Though she kept details of her life mostly private, Jackson recently disclosed to her minister while working out the details of her funeral that she had married James Bolin, a 93-year-old Civil War veteran, when she was 17 years old, the statement read.
(Excerpt) Read more at people.com ...
I’m sure it was a love match.
Clearing the way for the first widow of CW2, I guess.
Did they have kids?
Irene Triplett died in 2020 as the last survivor to collect a Civil War pension (as a widow).
Oldest Living Confederate Widow Tells All. I loved that book so much I read it twice.
No.
John Tyler, president from 1841-45 still has a surviving Grandson. Tyler was kicked out of the whig party and later became a confederate.
Bkmk
I thought the last one had already died a while back.
Fascinating. Kind of stretches “within living memory” to the breaking point.
Great point!
Amazing. Only in America!
Helen Jackson kept the marriage secret until recently. Although her husband had married her to give her his pension, she didn’t apply for it because she didn’t want to alienate his children and become known in town as the girl who married a man four times her age for money.
I remember reading about her here years ago.

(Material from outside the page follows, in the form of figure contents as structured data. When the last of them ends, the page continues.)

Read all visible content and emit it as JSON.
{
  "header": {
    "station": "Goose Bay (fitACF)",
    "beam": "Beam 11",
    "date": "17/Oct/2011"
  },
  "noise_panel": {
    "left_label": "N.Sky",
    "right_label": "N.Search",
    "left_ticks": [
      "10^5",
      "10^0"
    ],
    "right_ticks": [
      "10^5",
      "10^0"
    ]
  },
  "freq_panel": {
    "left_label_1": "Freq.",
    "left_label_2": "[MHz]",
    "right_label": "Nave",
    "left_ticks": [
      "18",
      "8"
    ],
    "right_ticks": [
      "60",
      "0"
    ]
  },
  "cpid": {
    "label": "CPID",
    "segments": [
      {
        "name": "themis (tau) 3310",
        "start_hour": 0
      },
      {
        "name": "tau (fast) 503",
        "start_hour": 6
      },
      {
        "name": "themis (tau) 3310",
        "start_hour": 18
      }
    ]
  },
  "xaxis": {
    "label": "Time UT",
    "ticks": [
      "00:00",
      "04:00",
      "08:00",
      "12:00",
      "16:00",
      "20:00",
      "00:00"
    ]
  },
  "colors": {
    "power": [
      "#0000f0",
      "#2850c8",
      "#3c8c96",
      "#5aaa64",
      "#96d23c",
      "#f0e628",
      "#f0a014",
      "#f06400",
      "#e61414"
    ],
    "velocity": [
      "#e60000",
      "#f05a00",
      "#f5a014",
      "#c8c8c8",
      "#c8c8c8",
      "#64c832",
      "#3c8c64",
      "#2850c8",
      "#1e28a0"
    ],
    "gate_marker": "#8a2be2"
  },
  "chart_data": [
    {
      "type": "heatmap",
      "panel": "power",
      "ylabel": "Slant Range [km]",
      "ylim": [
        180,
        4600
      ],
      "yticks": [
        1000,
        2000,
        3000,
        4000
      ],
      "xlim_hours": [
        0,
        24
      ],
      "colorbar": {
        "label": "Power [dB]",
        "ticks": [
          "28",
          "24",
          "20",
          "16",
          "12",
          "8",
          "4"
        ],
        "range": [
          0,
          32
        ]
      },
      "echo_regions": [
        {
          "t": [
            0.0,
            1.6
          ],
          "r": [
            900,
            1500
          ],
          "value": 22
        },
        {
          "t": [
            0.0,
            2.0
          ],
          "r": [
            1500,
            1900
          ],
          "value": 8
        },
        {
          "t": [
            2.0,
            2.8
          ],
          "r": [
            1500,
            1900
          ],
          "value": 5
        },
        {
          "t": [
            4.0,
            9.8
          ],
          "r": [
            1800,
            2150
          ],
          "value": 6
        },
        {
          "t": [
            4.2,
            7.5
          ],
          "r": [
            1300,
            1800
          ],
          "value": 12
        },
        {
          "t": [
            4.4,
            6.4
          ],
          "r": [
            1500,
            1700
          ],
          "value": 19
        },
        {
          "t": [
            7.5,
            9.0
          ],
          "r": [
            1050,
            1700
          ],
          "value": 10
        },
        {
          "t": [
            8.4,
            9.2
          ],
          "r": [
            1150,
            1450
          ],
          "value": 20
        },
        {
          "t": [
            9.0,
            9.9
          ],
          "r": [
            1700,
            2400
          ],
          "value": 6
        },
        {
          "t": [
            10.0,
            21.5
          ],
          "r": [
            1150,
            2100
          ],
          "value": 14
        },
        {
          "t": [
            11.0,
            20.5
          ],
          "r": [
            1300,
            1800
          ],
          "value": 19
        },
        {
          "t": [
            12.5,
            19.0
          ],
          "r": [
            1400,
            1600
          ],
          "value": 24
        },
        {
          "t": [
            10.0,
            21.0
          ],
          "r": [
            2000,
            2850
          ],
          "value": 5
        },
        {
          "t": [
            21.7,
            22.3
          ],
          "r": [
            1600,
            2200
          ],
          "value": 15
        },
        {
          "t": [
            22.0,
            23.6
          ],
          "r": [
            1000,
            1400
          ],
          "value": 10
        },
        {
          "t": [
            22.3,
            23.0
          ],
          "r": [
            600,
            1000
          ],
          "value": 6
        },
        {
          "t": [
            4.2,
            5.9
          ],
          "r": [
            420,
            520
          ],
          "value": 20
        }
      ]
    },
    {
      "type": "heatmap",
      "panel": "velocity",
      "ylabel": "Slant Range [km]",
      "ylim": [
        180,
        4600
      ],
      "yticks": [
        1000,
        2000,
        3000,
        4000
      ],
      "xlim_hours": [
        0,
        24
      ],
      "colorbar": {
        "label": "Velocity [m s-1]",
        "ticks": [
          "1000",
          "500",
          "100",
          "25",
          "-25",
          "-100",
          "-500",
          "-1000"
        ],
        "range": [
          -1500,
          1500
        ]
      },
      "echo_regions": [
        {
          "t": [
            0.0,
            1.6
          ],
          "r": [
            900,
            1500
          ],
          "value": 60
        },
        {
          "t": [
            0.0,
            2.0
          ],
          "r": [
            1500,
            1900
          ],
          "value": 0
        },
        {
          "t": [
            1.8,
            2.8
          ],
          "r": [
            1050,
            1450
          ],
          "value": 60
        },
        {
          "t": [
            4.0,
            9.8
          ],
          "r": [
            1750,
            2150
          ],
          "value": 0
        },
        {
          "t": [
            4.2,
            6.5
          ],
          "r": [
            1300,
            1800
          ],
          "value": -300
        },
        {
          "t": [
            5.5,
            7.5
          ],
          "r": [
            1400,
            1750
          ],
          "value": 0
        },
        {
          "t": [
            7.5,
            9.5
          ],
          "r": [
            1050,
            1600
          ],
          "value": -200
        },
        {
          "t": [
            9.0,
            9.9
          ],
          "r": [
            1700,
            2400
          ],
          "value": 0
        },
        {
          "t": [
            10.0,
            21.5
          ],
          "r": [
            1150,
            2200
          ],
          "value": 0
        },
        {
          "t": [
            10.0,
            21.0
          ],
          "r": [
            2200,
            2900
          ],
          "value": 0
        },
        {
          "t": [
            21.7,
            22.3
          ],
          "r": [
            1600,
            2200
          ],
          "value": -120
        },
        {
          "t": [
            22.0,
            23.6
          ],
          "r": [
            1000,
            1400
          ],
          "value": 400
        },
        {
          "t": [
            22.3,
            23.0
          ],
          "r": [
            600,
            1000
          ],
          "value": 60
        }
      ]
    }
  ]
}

Different set of values back then.
We could use some of them now.
Surprised the honeymoon didn’t kill him.
The article says he was a Union soldier.
I met the daughters of a Civil War soldier back when I was doing research on the 55th Mass. I tracked down the man's grandson, and he informed me that his mother and aunt were still alive.
While doing research at Cornell where the manuscript collection of the unit's Assistant Surgeon was held, I came across letters from the soldier to the Doctor, written many years after the war had ended. The letters had been written by his oldest daughter, who was about 10 at the time, and he had enclosed a picture of her with one of the letters. Unbeknownst to me at the time I found them, that she was still alive. She was the mother of the grandson I had contacted.
The soldier, Andy Smith had been a slave in Kentucky, but ran away, and ended up with the 41st Illinois as a servant/cook, and was wounded at Shiloh. After he recovered, he headed to Boston because he heard they were organizing a black regiment there. He was too late to join the 54th Mass., so ended up in the 55th. After the war, he went home to Kentucky. He married, but the marriage produced no children, and his wife passed. He married again, and his wife was young, and delivered two little girls. She died in a kitchen fire, and although he tried to keep the girls, it was too difficult for an elderly man to care for a newborn, so the youngest, Caruth went to live with her mother's family. The oldest daughter was Geneva Susan. Susan was Andy's mother's name. She had also been a slave, and it is believed that the master, whose name was Smith, fathered Andy. Geneva died not long after I met her, but her younger sister Caruth, lived until she was 104, dying in 2012.
A book about Andy Smith was published this year. It was dedicated to me and another historian. In 1991, the family received the Medal of Honor posthumously for Andy Smith. Here's a link to a recent article. A picture of his daughter with her nephew with Bill Clinton in the Roosevelt Room at the White House is in the article:
Medal Of Honor Recipient Chronicled In Rise Of Black Middle Class
Here's a link to his youngest daughter's obit from 2012:
Boy, times have changed haven’t they? Today she could have abortions, genital mutilation, sex change operation, and marry a dog if she wanted to. Of course a dog doesn’t come with a pension.